Я вызволил свой автомобиль из амбара, где он простоял законсервированным все эти годы. Почти все оказалось в порядке: в амбаре было сухо.
На следующий день я отправился в пресловутый городишко.
Сначала я зашел к доктору и к директору. В Швеции нам приходилось встречаться, и я считал их теперь своими друзьями. Мы пообедали у директора. Дом его избежал общей участи: в свое время здесь обитал немецкий комендант. Зато от потреба, разумеется, мало что осталось — лишь кое-какие хранившиеся в потайном помещении редкие вина, до которых этим свиньям не удалось добраться.

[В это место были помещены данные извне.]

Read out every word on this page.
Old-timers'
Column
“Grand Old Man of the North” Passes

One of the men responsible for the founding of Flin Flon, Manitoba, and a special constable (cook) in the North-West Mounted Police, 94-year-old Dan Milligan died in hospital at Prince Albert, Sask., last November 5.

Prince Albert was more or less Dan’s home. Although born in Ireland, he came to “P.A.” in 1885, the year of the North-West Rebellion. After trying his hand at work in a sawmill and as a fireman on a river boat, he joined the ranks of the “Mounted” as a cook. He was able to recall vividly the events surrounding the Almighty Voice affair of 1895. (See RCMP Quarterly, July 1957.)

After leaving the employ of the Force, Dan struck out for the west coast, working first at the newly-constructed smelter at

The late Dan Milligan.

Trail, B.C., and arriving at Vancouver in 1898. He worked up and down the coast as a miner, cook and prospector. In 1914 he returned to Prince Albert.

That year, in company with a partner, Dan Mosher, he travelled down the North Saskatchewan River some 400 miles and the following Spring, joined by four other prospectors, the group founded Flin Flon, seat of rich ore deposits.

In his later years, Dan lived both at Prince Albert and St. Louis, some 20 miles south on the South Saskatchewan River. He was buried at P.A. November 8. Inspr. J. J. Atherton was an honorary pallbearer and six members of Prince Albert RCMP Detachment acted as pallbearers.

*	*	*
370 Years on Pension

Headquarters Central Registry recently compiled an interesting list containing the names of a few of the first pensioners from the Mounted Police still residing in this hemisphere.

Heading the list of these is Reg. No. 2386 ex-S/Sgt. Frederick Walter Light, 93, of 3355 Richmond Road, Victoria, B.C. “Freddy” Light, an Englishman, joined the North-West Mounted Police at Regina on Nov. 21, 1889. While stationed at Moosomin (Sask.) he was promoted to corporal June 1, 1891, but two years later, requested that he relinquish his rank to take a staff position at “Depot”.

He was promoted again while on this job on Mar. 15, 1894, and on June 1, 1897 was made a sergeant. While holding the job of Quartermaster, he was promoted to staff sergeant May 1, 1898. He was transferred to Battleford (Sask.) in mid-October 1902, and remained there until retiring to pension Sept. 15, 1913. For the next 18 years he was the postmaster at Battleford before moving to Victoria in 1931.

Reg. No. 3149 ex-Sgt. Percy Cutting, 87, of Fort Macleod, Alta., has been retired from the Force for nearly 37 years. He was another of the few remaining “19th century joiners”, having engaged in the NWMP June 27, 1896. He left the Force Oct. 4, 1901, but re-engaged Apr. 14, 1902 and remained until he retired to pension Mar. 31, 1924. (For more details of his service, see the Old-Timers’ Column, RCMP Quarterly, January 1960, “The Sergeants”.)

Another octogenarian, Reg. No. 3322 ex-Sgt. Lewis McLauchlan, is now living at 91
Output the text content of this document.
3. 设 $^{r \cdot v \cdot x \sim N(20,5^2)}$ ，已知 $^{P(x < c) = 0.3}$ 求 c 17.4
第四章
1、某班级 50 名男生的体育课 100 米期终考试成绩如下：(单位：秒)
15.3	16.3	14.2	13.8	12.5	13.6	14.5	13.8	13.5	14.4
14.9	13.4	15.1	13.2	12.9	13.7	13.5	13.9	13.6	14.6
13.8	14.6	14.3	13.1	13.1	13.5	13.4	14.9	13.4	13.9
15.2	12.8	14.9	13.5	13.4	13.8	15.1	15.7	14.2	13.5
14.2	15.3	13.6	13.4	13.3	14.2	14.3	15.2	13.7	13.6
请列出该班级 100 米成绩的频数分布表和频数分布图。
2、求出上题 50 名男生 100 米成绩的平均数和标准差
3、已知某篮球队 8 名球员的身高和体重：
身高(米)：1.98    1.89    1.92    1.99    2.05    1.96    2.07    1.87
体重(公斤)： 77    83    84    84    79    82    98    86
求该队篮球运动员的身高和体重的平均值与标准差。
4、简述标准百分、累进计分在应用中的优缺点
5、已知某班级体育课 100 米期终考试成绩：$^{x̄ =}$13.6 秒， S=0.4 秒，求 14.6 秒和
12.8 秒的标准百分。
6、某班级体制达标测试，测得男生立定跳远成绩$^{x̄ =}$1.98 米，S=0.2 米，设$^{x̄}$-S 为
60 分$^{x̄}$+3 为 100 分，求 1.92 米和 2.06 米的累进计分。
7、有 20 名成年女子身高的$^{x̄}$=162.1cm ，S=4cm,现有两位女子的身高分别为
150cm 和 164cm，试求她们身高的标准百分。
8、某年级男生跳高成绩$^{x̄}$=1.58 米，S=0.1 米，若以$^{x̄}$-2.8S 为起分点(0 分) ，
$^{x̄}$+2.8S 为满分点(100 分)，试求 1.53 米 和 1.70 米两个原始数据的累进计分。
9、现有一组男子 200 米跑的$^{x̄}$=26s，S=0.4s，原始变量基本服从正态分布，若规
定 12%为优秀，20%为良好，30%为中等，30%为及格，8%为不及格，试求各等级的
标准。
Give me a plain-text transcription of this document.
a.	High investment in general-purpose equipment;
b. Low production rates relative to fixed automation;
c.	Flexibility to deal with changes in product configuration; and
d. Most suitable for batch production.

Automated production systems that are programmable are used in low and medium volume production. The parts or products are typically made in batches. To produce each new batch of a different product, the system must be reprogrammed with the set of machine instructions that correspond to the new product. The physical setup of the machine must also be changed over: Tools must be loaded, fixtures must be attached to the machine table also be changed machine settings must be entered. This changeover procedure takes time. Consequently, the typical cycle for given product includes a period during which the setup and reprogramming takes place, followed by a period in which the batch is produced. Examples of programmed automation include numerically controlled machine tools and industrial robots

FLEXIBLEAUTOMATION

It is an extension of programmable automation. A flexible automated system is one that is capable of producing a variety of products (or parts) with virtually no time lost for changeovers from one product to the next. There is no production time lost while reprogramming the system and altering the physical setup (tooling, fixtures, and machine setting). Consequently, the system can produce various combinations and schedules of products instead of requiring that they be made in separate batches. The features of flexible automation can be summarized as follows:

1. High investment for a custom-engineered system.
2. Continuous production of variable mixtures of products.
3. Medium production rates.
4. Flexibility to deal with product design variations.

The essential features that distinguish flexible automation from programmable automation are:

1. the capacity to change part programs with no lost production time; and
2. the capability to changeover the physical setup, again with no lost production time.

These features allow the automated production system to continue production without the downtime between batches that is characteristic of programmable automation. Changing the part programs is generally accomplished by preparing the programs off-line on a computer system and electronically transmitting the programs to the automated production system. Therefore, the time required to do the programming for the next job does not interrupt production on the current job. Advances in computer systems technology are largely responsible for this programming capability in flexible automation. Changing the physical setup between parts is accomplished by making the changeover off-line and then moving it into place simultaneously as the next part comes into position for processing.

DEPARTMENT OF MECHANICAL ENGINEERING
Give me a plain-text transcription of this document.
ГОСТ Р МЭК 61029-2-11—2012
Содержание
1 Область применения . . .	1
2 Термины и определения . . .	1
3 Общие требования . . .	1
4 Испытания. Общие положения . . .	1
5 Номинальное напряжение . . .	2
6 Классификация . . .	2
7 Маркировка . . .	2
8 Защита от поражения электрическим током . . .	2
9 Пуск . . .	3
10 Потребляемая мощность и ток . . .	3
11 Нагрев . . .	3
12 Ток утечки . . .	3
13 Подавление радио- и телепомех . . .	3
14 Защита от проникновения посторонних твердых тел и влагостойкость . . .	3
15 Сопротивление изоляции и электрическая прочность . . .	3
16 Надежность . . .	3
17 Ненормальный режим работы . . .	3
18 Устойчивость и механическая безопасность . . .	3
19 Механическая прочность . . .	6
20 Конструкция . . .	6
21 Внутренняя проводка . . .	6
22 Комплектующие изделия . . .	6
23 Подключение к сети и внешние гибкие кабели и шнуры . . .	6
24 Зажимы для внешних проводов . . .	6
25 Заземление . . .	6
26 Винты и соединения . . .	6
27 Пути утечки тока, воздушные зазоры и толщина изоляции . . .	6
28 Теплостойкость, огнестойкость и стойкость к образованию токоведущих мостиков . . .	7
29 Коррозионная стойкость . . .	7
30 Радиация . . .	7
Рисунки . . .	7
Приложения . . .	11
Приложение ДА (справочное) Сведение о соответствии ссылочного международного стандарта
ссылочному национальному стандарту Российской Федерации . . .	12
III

— Кроме того, они забыли в спешке двадцать бутылок коньяка и тридцать кувшинов можжевеловой водки собственного приготовления! — объявил директор. — Учитывая сложившуюся ситуацию, боюсь, что я забуду сообщить о них властям. Ваше здоровье!
Было хорошо, уютно. Но я сидел как на иголках. Мне не терпелось поскорее туда — надо было только сначала побольше разузнать о ней.
Впрочем, они и сами не так уж много знали.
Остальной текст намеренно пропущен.